In the context of this research, the result of the weaving and knitting process can be seen as a physical representation of the emergent patterns that result from applying the CA rules. By testing these physical structures for their load resistance, researchers can gain insight into the complex relationships between the discrete logic of the CA system and the continuous, three-dimensional geometries that result from its translation into physical form.

This approach provides a unique way to explore the relationships between digital algorithms and physical materials, and it has the potential to inform the development of new architectural and engineering solutions that harness the power of both digital and physical systems. In that context, this research project is focused on developing digital experiments that investigate the relationships between environmental conditions, cellular automata (CA), and geometric patterns that emerge from knitting and woven processes. The aim of the research is to use these relationships to create architectural spaces at different scales.

The goal of this research is to demonstrate how digital experiments can be used to explore the relationships between environmental conditions, cellular automata, and geometric patterns and to provide new insights into the process of creating architectural space at different scales that were tested at this stage of development in weaving patterns but the work on knitting is still under development.

By using CA as a translator, the researchers hope to reveal new and innovative ways of designing and constructing architectural spaces that are responsive to environmental conditions and can adapt to changing conditions over time.

In conclusion, the combination of cellular automata and soft materials has the potential to create a novel approach to design aimed at developing dynamic, adaptive, and self-organizing structures that can respond to environmental changes and evolve over time (Using Ladybug as a weather data engine and Galapagos as an evolutionary solver). By leveraging the unique properties of soft materials, such as their flexibility and deformability, and combining them with the principles of cellular automata, a reprogrammable structure can be created that can adapt and change in response to its environment.

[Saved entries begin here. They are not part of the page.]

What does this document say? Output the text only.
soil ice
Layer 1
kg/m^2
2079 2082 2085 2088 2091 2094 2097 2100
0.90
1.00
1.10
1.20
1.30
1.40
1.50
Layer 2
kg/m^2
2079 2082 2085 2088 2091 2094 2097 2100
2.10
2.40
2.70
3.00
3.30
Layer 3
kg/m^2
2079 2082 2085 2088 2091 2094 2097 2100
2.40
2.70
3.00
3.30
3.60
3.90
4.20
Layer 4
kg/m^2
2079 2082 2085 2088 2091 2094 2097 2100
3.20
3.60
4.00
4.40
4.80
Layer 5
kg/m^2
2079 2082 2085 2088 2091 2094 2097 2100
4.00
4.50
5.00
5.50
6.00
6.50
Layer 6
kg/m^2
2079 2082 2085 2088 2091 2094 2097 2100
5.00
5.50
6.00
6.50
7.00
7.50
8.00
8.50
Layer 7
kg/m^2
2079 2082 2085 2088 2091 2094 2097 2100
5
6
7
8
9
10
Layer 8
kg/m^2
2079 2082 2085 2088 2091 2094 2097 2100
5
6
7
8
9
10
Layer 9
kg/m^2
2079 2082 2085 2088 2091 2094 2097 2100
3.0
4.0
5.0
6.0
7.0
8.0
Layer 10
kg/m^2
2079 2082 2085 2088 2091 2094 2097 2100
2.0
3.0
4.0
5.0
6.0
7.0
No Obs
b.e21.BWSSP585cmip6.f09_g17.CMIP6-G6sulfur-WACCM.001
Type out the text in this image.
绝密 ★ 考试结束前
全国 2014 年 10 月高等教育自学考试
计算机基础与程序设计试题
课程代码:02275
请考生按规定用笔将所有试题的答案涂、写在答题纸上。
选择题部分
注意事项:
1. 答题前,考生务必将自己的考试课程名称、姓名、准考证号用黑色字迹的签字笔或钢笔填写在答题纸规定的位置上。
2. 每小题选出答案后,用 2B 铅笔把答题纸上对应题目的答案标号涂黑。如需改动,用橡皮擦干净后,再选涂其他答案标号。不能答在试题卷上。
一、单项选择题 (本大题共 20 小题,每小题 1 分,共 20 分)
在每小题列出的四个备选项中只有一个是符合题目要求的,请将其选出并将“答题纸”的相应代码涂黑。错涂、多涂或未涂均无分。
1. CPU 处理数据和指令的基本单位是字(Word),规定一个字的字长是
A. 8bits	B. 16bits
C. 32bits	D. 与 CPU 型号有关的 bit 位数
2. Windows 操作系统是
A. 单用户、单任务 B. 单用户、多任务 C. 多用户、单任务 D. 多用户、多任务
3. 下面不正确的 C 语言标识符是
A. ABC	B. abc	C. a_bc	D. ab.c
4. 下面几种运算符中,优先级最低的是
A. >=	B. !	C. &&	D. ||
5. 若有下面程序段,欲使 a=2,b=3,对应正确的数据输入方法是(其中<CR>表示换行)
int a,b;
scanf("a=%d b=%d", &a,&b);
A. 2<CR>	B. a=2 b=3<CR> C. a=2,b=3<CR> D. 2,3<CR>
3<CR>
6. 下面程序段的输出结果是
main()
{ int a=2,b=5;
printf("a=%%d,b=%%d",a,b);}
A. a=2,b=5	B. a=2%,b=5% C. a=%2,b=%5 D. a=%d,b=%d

This method emphasizes the importance of local interactions and responsiveness to the environment, allowing for a bottom-up design approach (defining the location of seed as i.e.). The activation and deactivation of rules within the system can be controlled by information from the environment, providing a means to reprogram and evolve the structure over time. This idea holds great promise for developing self-organizing systems that can adapt and evolve, with potential applications in various fields such as architecture, engineering, and robotics.